Obamacare’s Tax Credits in Jeopardy
By Melancton Smith • Tuesday July 22, 2014 4:04 PM PDT •
Today, we received dueling circuit court decisions on Obamacare’s tax credit component. The D.C. Circuit held (2-1) that the tax credits do not apply to health insurance purchases through an exchange established by the federal government, whereas the Fourth Circuit held that they do. If the subsidies are not available for insurance purchased through exchanges established by the feds, then Obamacare could unravel. Because of this split in the circuits, this issue is almost guaranteed to be taken up by SCOTUS in the coming term.
Exchanges operate websites that allow individuals and employers to shop for and purchase approved health insurance. The president and Congress envisioned all the states scurrying to establish exchanges, but only 14 states and D.C. have done so. The Obamacare statute recognized that some states might not establish exchanges, and provided that the federal government could establish exchanges in states that refused to create an exchange for its citizens.
The individual mandate of Obamacare requires that folks purchase health insurance or suffer a monetary penalty. The penalty does not apply to individuals for whom the annual cost of coverage, less any tax credits, would exceed 8 percent of projected household income. If credits are unavailable in states with federally created exchanges, the number of people subject to penalties decreases dramatically—without the substantial tax credits, they fall into the exempted category because the costs of health insurance will exceed 8 percent of household income. If the individual mandate is gutted, then Obamacare suffers a major setback.

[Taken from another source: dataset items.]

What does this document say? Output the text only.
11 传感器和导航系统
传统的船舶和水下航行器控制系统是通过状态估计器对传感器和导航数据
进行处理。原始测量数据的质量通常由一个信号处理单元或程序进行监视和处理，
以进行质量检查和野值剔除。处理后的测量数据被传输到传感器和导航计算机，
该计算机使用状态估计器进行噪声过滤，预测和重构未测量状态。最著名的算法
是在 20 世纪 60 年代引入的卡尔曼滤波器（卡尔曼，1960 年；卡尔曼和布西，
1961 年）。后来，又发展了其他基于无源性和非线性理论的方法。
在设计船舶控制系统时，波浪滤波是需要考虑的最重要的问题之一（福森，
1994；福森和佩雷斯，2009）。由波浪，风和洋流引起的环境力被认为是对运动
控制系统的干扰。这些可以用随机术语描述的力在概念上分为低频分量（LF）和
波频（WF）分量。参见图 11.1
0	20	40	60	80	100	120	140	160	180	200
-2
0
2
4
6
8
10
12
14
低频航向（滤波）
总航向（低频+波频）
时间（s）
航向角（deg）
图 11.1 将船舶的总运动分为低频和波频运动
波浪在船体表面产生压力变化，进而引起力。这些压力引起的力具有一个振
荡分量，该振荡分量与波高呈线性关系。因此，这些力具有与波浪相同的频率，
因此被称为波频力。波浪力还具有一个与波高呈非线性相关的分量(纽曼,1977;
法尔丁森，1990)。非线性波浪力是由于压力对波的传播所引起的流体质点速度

The statutory language provides that the tax credits are available only when purchasing a “qualified health plan” purchased through “an Exchange established by the State under [section] 1311″ of the statute. There is no mention in the statute of tax credits applying to insurance purchased through federally established exchanges. Accordingly, the plain language dictates that tax credits do not apply in the federally established exchanges and thus millions of Americans will be exempt from the penalties of the individual mandate.
Unlike the D.C. Circuit, the Fourth Circuit avoided the clear language of the statute and held that the statute is “ambiguous” and thus allows for flexible agency interpretations about the applicability of the tax credits.
Chief Justice John Roberts worked hard to save Obamacare in the first go-round. It will be interesting to see if he chooses to yet again save Congress and the president via judicial legerdemain.